Law school is a different experience for anyone involved. From what to expect to how you study, law students should be prepared for a much more unique time of research. Law school is rigorous as it is long. Preparing the next generation of young lawyers isn't something taken lightly. Knowing how to prepare for your first year as a law student is crucial in moving on into the area you want to practice.
Keeping It Simple & Focused
Your life is about to get a little more focused with your studies. There's a reason why law schools limit outside work to its new students. Distractions will certainly show their work on your GPA and your prospects for a solid future in law may become limited. Keeping your head level and your studies your priority will keep distractions at bay.
Be friendly, but don't expect college-like camaraderie. Many law schools force professors to grade on a strict curve. They may only be allowed to give five percent of students A's, while the majority of grades will have to fall in the B range. No one will be sneaking you answers under those conditions; you'll have to study like mad to be at the top of the class.
Planning ahead to your future career is, of course, as important as it gets in law school. There are numerous avenues to take as a student of law. From family law to security fraud, law students have a bright future and plenty of opportunities. A growing concern in the US is the threat of identity theft, and with this comes an opening for future lawyers. Stay in touch with identity theft companies, like Lifelock on LinkedIn, to see what areas you can fit in with.
Not Your Typical Summer Job
The National Law Journal suggests applying for summer associate positions at the end of 2L. At the end of 2L, you'll be eligible to apply for summer associate positions.
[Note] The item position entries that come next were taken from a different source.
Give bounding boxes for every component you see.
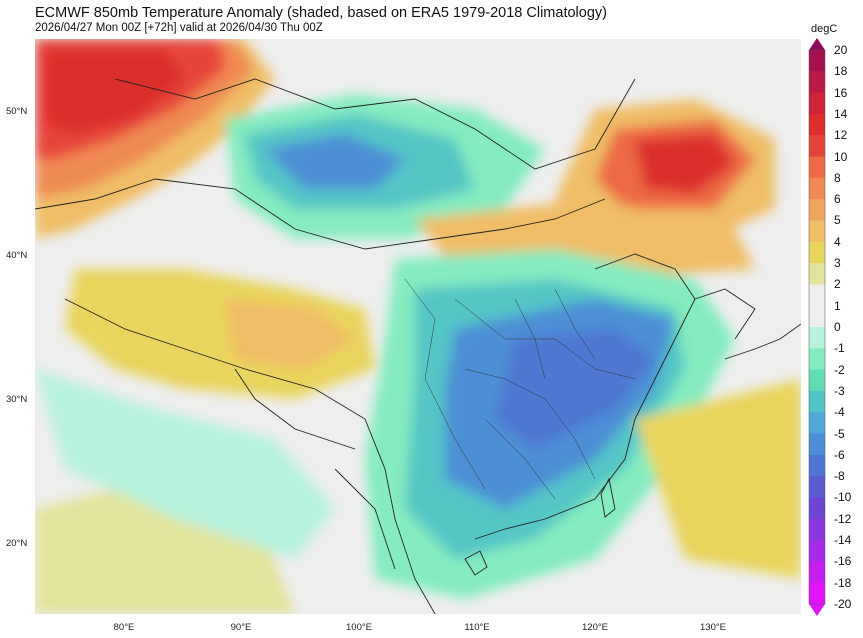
colorbar-swatch — [809, 369, 825, 392]
colorbar-swatch — [809, 561, 825, 584]
colorbar-swatch — [809, 241, 825, 264]
colorbar-swatch — [809, 518, 825, 541]
chart-subtitle: 2026/04/27 Mon 00Z [+72h] valid at 2026/… — [35, 22, 323, 34]
colorbar-tick-label: -14 — [834, 533, 852, 548]
colorbar-swatch — [809, 50, 825, 72]
colorbar-swatch — [809, 71, 825, 94]
lon-label-120e: 120°E — [582, 622, 608, 633]
colorbar-swatch — [809, 305, 825, 328]
colorbar-tick-label: -12 — [834, 511, 852, 526]
colorbar-swatch — [809, 135, 825, 158]
colorbar-swatch — [809, 582, 825, 605]
chart-title: ECMWF 850mb Temperature Anomaly (shaded,… — [35, 5, 607, 21]
colorbar-swatch — [809, 497, 825, 520]
colorbar-tick-label: 14 — [834, 106, 848, 121]
lat-label-40n: 40°N — [6, 250, 28, 261]
lon-label-110e: 110°E — [464, 622, 490, 633]
colorbar-tick-label: -6 — [834, 447, 845, 462]
lat-label-20n: 20°N — [6, 538, 28, 549]
colorbar-top-arrow — [809, 38, 825, 50]
colorbar-swatch — [809, 476, 825, 498]
colorbar-tick-label: -20 — [834, 597, 852, 611]
province-borders — [404, 278, 636, 500]
colorbar-bottom-arrow — [809, 604, 825, 616]
colorbar-swatch — [809, 92, 825, 115]
colorbar-tick-label: -4 — [834, 405, 845, 420]
colorbar-tick-label: -5 — [834, 426, 845, 441]
colorbar-swatch — [809, 220, 825, 243]
colorbar-tick-label: 3 — [834, 256, 841, 271]
colorbar-tick-label: 1 — [834, 298, 841, 313]
colorbar-tick-label: 16 — [834, 85, 848, 100]
colorbar-tick-label: 6 — [834, 192, 841, 207]
colorbar-swatch — [809, 433, 825, 456]
colorbar-swatch — [809, 348, 825, 371]
colorbar-tick-label: 2 — [834, 277, 841, 292]
colorbar-tick-label: 20 — [834, 43, 848, 57]
lon-label-80e: 80°E — [113, 622, 135, 633]
colorbar-swatch — [809, 177, 825, 200]
colorbar-swatch — [809, 199, 825, 221]
lat-label-30n: 30°N — [6, 394, 28, 405]
colorbar-tick-label: -18 — [834, 575, 852, 590]
colorbar-tick-label: 12 — [834, 128, 848, 143]
colorbar-tick-label: 8 — [834, 170, 841, 185]
colorbar-tick-label: -3 — [834, 383, 845, 398]
colorbar-swatch — [809, 390, 825, 413]
lon-label-90e: 90°E — [230, 622, 252, 633]
lon-label-130e: 130°E — [700, 622, 726, 633]
colorbar-tick-label: -10 — [834, 490, 852, 505]
anomaly-shading — [35, 39, 801, 614]
colorbar-swatch — [809, 156, 825, 179]
colorbar-tick-label: 18 — [834, 64, 848, 79]
colorbar-tick-label: 0 — [834, 320, 841, 334]
lon-label-100e: 100°E — [346, 622, 372, 633]
lat-label-50n: 50°N — [6, 106, 28, 117]
colorbar-tick-label: -8 — [834, 469, 845, 484]
colorbar-swatch — [809, 284, 825, 307]
colorbar-tick-label: 10 — [834, 149, 848, 164]
colorbar-unit: degC — [811, 23, 838, 35]
colorbar-swatch — [809, 327, 825, 349]
colorbar-tick-label: 4 — [834, 234, 841, 249]
colorbar-swatch — [809, 540, 825, 562]
colorbar-swatch — [809, 263, 825, 285]
colorbar-swatch — [809, 113, 825, 136]
colorbar-swatch — [809, 454, 825, 477]
colorbar — [808, 38, 826, 616]
colorbar-swatch — [809, 412, 825, 435]
anomaly-map — [35, 39, 801, 614]
colorbar-outline — [808, 49, 826, 605]
colorbar-tick-label: -16 — [834, 554, 852, 569]
colorbar-tick-label: -2 — [834, 362, 845, 377]
map-canvas — [35, 39, 801, 614]
coastlines — [35, 78, 801, 614]
colorbar-tick-label: -1 — [834, 341, 845, 356]
colorbar-tick-label: 5 — [834, 213, 841, 228]
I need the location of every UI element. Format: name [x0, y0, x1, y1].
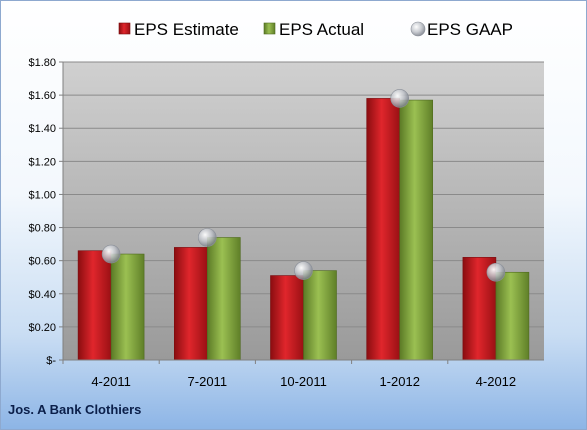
y-tick-label: $0.80 [28, 223, 56, 235]
legend-swatch [118, 22, 131, 35]
marker-eps-gaap [486, 262, 506, 282]
bars [77, 98, 530, 361]
y-tick-label: $1.60 [28, 90, 56, 102]
x-tick-label: 1-2012 [379, 374, 419, 389]
bar-eps-actual [495, 271, 530, 361]
x-tick-label: 4-2011 [91, 374, 131, 389]
y-axis: $- $0.20 $0.40 $0.60 $0.80 $1.00 $1.20 $1.40 $1.… [28, 57, 64, 367]
marker-eps-gaap [198, 228, 217, 247]
y-tick-label: $1.40 [28, 123, 56, 135]
legend-swatch [410, 21, 426, 37]
marker-eps-gaap [390, 89, 410, 108]
y-tick-label: $0.20 [28, 322, 56, 334]
x-tick-label: 4-2012 [476, 374, 516, 389]
y-tick-label: $1.20 [28, 156, 56, 168]
bar-eps-estimate [174, 247, 208, 361]
legend-label: EPS GAAP [427, 20, 513, 39]
bar-eps-estimate [77, 250, 112, 361]
legend-swatch [263, 22, 276, 35]
x-tick-label: 7-2011 [188, 374, 228, 389]
bar-eps-actual [303, 270, 337, 361]
bar-eps-estimate [270, 275, 304, 361]
x-axis: 4-2011 7-2011 10-2011 1-2012 4-2012 [62, 359, 544, 389]
y-tick-label: $1.00 [28, 189, 56, 201]
bar-eps-actual [399, 99, 434, 361]
gaap-markers [101, 89, 506, 282]
legend: EPS Estimate EPS Actual EPS GAAP [118, 20, 513, 39]
x-tick-label: 10-2011 [280, 374, 327, 389]
bar-eps-actual [110, 253, 145, 361]
legend-label: EPS Actual [279, 20, 364, 39]
bar-eps-actual [207, 237, 241, 361]
marker-eps-gaap [101, 244, 121, 264]
y-tick-label: $- [46, 355, 56, 367]
company-name: Jos. A Bank Clothiers [8, 402, 142, 417]
bar-eps-estimate [366, 98, 401, 361]
y-tick-label: $0.40 [28, 289, 56, 301]
legend-label: EPS Estimate [134, 20, 239, 39]
y-tick-label: $1.80 [28, 57, 56, 69]
marker-eps-gaap [294, 261, 313, 280]
y-tick-label: $0.60 [28, 256, 56, 268]
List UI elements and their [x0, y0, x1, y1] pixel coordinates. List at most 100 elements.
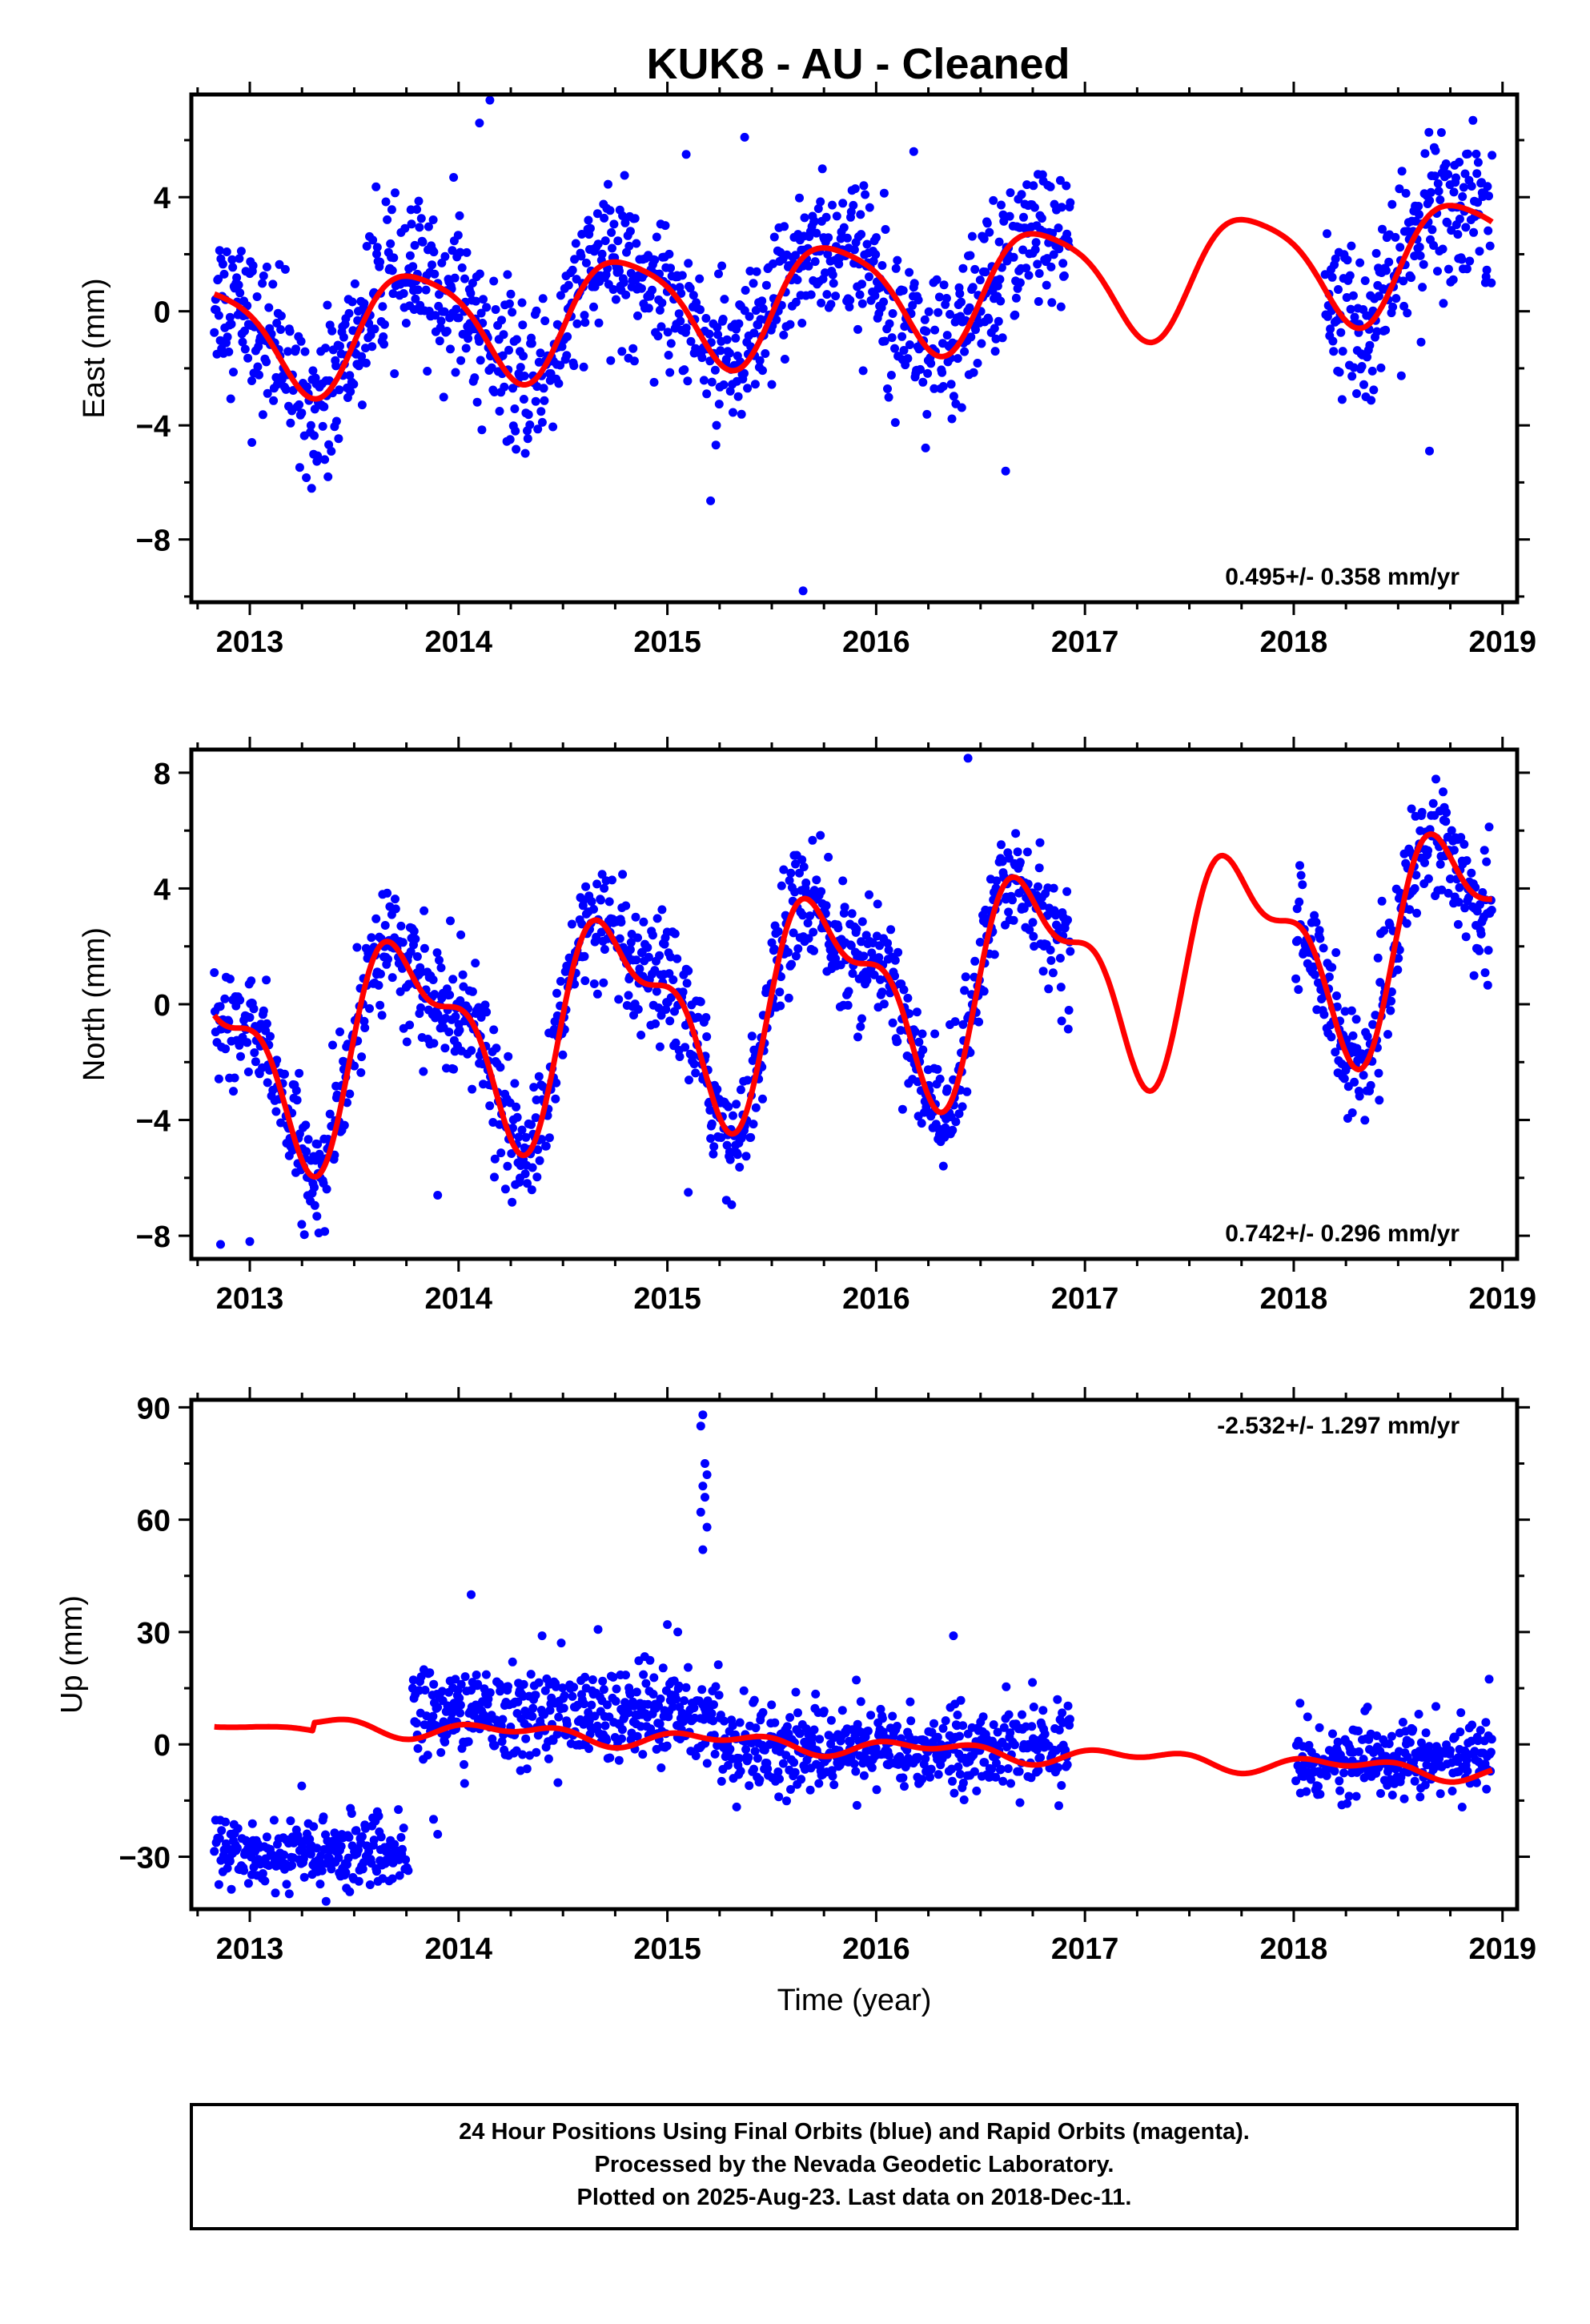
data-point: [1348, 1031, 1358, 1040]
data-point: [938, 368, 947, 377]
data-point: [899, 985, 909, 995]
data-point: [758, 366, 767, 376]
data-point: [268, 279, 278, 289]
data-point: [296, 336, 306, 346]
data-point: [1458, 192, 1468, 201]
data-point: [608, 243, 616, 253]
data-point: [295, 1068, 304, 1078]
data-point: [1482, 857, 1492, 866]
data-point: [959, 1795, 969, 1804]
data-point: [514, 1132, 524, 1142]
data-point: [720, 295, 729, 304]
data-point: [1332, 991, 1341, 1000]
data-point: [1434, 187, 1443, 196]
data-point: [375, 257, 385, 267]
data-point: [810, 257, 820, 267]
data-point: [1054, 1801, 1063, 1811]
data-point: [320, 455, 330, 464]
data-point: [276, 325, 286, 334]
data-point: [416, 214, 426, 223]
data-point: [562, 351, 572, 360]
data-point: [376, 1832, 386, 1842]
data-point: [223, 332, 232, 342]
data-point: [678, 987, 688, 997]
data-point: [247, 438, 257, 447]
data-point: [369, 1835, 379, 1845]
data-point: [1009, 915, 1018, 925]
data-point: [998, 857, 1007, 866]
data-point: [885, 319, 894, 328]
data-point: [408, 1675, 418, 1685]
data-point: [798, 586, 808, 596]
data-point: [401, 1855, 411, 1864]
data-point: [380, 921, 390, 930]
data-point: [980, 1758, 990, 1767]
data-point: [669, 1702, 678, 1711]
data-point: [1403, 308, 1412, 318]
data-point: [735, 1163, 745, 1172]
data-point: [1057, 203, 1066, 212]
data-point: [966, 251, 975, 260]
data-point: [452, 304, 461, 314]
data-point: [725, 1155, 735, 1164]
data-point: [859, 1771, 869, 1780]
data-point: [1395, 243, 1405, 252]
data-point: [225, 312, 235, 322]
data-point: [1472, 169, 1482, 179]
data-point: [1455, 215, 1464, 223]
data-point: [686, 336, 696, 346]
data-point: [540, 396, 549, 405]
data-point: [1291, 974, 1301, 983]
data-point: [857, 279, 866, 289]
data-point: [1011, 293, 1021, 303]
data-point: [228, 263, 238, 272]
panel-frame: [189, 747, 1520, 1261]
data-point: [614, 1755, 624, 1765]
data-point: [648, 931, 657, 940]
data-point: [1394, 954, 1403, 963]
data-point: [485, 1688, 495, 1698]
data-point: [468, 1084, 477, 1094]
data-point: [1449, 846, 1459, 855]
data-point: [725, 1744, 735, 1754]
data-point: [284, 1889, 294, 1899]
data-point: [636, 283, 646, 293]
data-point: [782, 1796, 791, 1806]
data-point: [790, 1767, 800, 1777]
data-point: [303, 1135, 313, 1144]
data-point: [633, 933, 642, 943]
data-point: [295, 463, 304, 472]
data-point: [696, 997, 705, 1007]
x-axis: 2013 2014 2015 2016 2017 2018 2019: [196, 82, 1536, 659]
data-point: [1420, 149, 1430, 159]
data-point: [1481, 272, 1491, 281]
data-point: [287, 1860, 297, 1870]
data-point: [594, 318, 604, 328]
data-point: [916, 364, 925, 374]
data-point: [608, 285, 618, 294]
data-point: [446, 344, 455, 354]
data-point: [970, 1767, 979, 1776]
data-point: [608, 1672, 618, 1682]
data-point: [580, 1699, 589, 1709]
data-point: [1310, 911, 1319, 920]
data-point: [685, 1076, 693, 1085]
data-point: [898, 286, 908, 296]
data-point: [504, 1682, 512, 1691]
data-point: [877, 1714, 887, 1723]
panel-2: 2013 2014 2015 2016 2017 2018 2019840−4−8North…: [78, 737, 1536, 1316]
data-point: [436, 316, 446, 326]
data-point: [217, 1826, 227, 1835]
data-point: [433, 1191, 443, 1200]
data-point: [248, 261, 258, 271]
data-point: [886, 925, 896, 935]
data-point: [448, 246, 457, 255]
data-point: [383, 888, 392, 898]
data-point: [1047, 298, 1057, 308]
data-point: [1359, 380, 1368, 389]
data-point: [350, 279, 359, 288]
data-point: [247, 376, 256, 385]
data-point: [508, 1197, 517, 1207]
data-point: [235, 254, 244, 263]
These positions often grow into full time jobs after graduation. The kicker is that you must apply months before you exit 2L. This means that potential employers for these positions will only see your 1L grades. This makes those grades extra important. You'll be able to choose most of your courses in 2L. This makes it much easier than 1L, but that still isn't the same kind of easy as college. You'll still have a lot of heavy-duty reading to do.
The summer associate job usually morphs into your first full time job once you graduate. Therefore, it's a good idea to be somewhat picky about which associate job you accept if your situation allows for it. On the other hand, don't be so picky that you end up with no job at all. If you don't like the original, you'll have the rest of your life to job-hop.
Entering law school is exciting, but it is also very rigorous and work-intensive. You must put all of your energy into mastering 1L because it will set the course of the rest of your immediate law career. When you're applying for jobs at the beginning of 2L, potential employers will be looking at your first year record. This makes 1L the most important aspect of your education short of passing the bar exam itself. LexisNexis is a good source for career development, job blogs, and advice for recent law graduates.
Once you get past 1L, the rest will be easier. If you find yourself thinking that law school is too hard, just keep in mind that the worst part only lasts for one academic year and that you'll be out completely after 3L. Once you have your diploma and license, you'll be set to either be promoted at your current job or look for a new one.